Individual Counselling can provide a different perspective on a situation you have been considering or struggling with for a while, and many people find it helpful to speak with someone who is outside of the challenging situation. Individual Counselling support can assist you in identifying the barriers to achieving your goals and resolving life challenges to help you make more purposeful and fulfilling life choices in relationships, employment, lifestyle, and health.


With support to become more mindful of self sabotaging thoughts and behaviours and learning strategies to manage these, you can regain your sense of control in life, strengthen your confidence, and ensure you are moving towards your chosen life path.

Couples Counselling


Couples Counselling can support a couple to identify their major challenges and the impact of these on their relationship, along with goals to work towards to resolve these. Each partner is supported to express their concerns to the other to be heard and understood. In this way, a couple can learn communication skills to assist in problem solving and having their needs met in future.

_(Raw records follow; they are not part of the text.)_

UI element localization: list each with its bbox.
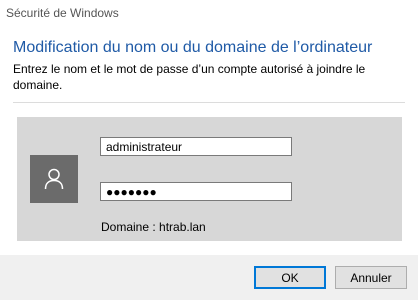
divider (13, 102, 405, 103)
credential-panel: Domaine : htrab.lan (17, 117, 402, 241)
dialog-instructions: Entrez le nom et le mot de passe d’un co… (13, 62, 366, 92)
window-title: Sécurité de Windows (6, 6, 119, 20)
ok-button[interactable]: OK (254, 266, 326, 289)
title-bar: Sécurité de Windows (0, 0, 418, 28)
cancel-button[interactable]: Annuler (335, 266, 407, 289)
domain-label: Domaine : htrab.lan (101, 220, 206, 234)
username-field[interactable] (100, 137, 292, 156)
user-avatar (30, 155, 78, 203)
button-bar: OK Annuler (0, 255, 418, 300)
dialog-heading: Modification du nom ou du domaine de l’o… (13, 39, 373, 56)
user-icon (44, 168, 64, 190)
password-field[interactable] (100, 182, 292, 201)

Each hour long session focuses on a topic to improve the relationship between a couple including communication skills, problem solving and identifying barriers to trust. Couples Counselling is not about who is to blame or who is right and wrong. It is about looking for ways to grow as a couple and making changes on both sides to improve the relationship. While the topics discussed can be challenging at times, practicing the skills learnt between sessions and focusing more on progress made towards a happy relationship rather than problems that arise is key.

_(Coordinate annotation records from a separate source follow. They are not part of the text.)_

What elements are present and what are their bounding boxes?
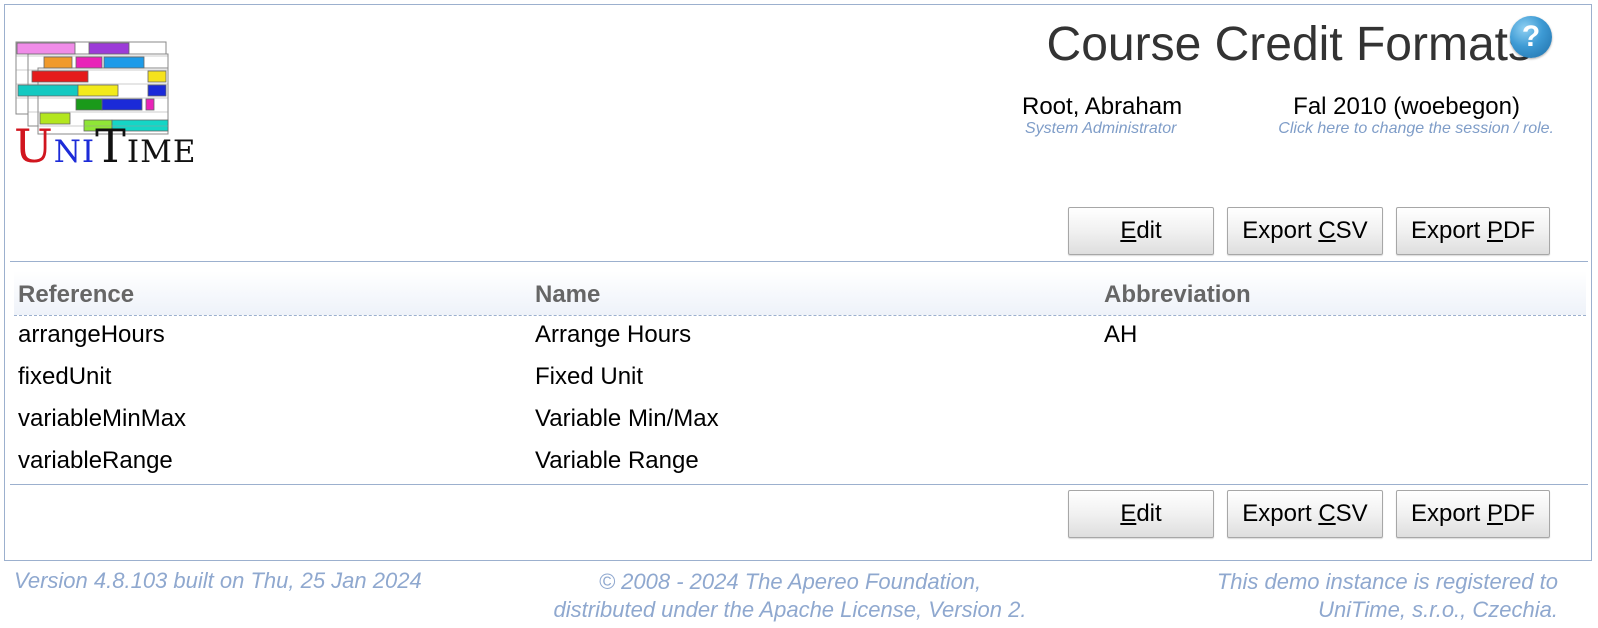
divider xyxy=(10,261,1588,262)
cell-abbreviation: AH xyxy=(1104,321,1138,348)
copyright-line[interactable]: © 2008 - 2024 The Apereo Foundation, xyxy=(530,568,1050,596)
page-title: Course Credit Formats xyxy=(1046,18,1532,71)
column-header-reference[interactable]: Reference xyxy=(18,281,134,309)
copyright-info: © 2008 - 2024 The Apereo Foundation, dis… xyxy=(530,568,1050,624)
version-info: Version 4.8.103 built on Thu, 25 Jan 202… xyxy=(14,568,422,593)
registration-owner-line[interactable]: UniTime, s.r.o., Czechia. xyxy=(1217,596,1558,624)
user-name[interactable]: Root, Abraham xyxy=(1022,93,1182,121)
question-mark-icon[interactable]: ? xyxy=(1510,16,1552,58)
export-pdf-button[interactable]: Export P DF xyxy=(1396,490,1550,538)
cell-name: Variable Range xyxy=(535,447,699,474)
cell-reference: variableRange xyxy=(18,447,173,474)
unitime-wordmark: UNITIME xyxy=(14,119,197,173)
session-name[interactable]: Fal 2010 (woebegon) xyxy=(1293,93,1520,121)
edit-button[interactable]: Edit xyxy=(1068,207,1214,255)
registration-info: This demo instance is registered to UniT… xyxy=(1217,568,1558,624)
table-row[interactable]: arrangeHours Arrange Hours AH xyxy=(14,320,1586,360)
edit-button[interactable]: Edit xyxy=(1068,490,1214,538)
table-row[interactable]: variableRange Variable Range xyxy=(14,446,1586,486)
cell-name: Arrange Hours xyxy=(535,321,692,348)
registration-line: This demo instance is registered to xyxy=(1216,569,1558,594)
export-csv-button[interactable]: Export C SV xyxy=(1227,207,1383,255)
export-csv-button[interactable]: Export C SV xyxy=(1227,490,1383,538)
cell-name: Variable Min/Max xyxy=(535,405,719,432)
table-row[interactable]: fixedUnit Fixed Unit xyxy=(14,362,1586,402)
cell-reference: fixedUnit xyxy=(18,363,112,390)
export-pdf-button[interactable]: Export P DF xyxy=(1396,207,1550,255)
license-line[interactable]: distributed under the Apache License, Ve… xyxy=(530,596,1050,624)
table-header: Reference Name Abbreviation xyxy=(14,271,1586,316)
table-row[interactable]: variableMinMax Variable Min/Max xyxy=(14,404,1586,444)
column-header-abbreviation[interactable]: Abbreviation xyxy=(1104,281,1251,309)
cell-name: Fixed Unit xyxy=(535,363,644,390)
divider xyxy=(10,484,1588,485)
column-header-name[interactable]: Name xyxy=(535,281,600,309)
cell-reference: arrangeHours xyxy=(18,321,165,348)
session-change-hint[interactable]: Click here to change the session / role. xyxy=(1278,120,1554,138)
user-role[interactable]: System Administrator xyxy=(1025,120,1176,138)
cell-reference: variableMinMax xyxy=(18,405,187,432)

Parent/Teen Relationship Counselling

Family conflict can involve physical or emotional abuse. Emotional abuse can include constant put downs and arguing, criticism, acting superior, minimising the impact of abuse, and blaming others for their behaviour, threatening and intimidating others, making unrealistic demands, lying, excessive jealousy, and controlling behaviours which can make a family feel isolated.


Parents may respond to such behaviours through denial, blaming themselves for their child’s behaviour, experiencing fear and anxiety in the home, sadness, anger, resentment, disappointment, or a sense of helplessness or incompetence as a parent, along with experiencing emotional fatigue from constantly defending yourself. This can result in “walking on eggshells” around the home, taking on responsibilities that should belong to the child, being inconsistent with house rules and consequences due to fear of an outburst, giving in when pressured, or becoming angry and returning the verbal abuse towards the child. A pattern of expecting negative behaviour can be created, and parents may struggle to see the child’s positive behaviour.


Counselling support can help a family to restore safe and respectful relationships through increasing empathy for the impact of behaviours on others and a sense of accountability for one’s behaviours. Strategies to identify and challenge unhelpful thought patterns, promote respectful communication with others, and self-calming skills can rebuild positive family relationships.

How we look at the past 

has a massive impact on what we see.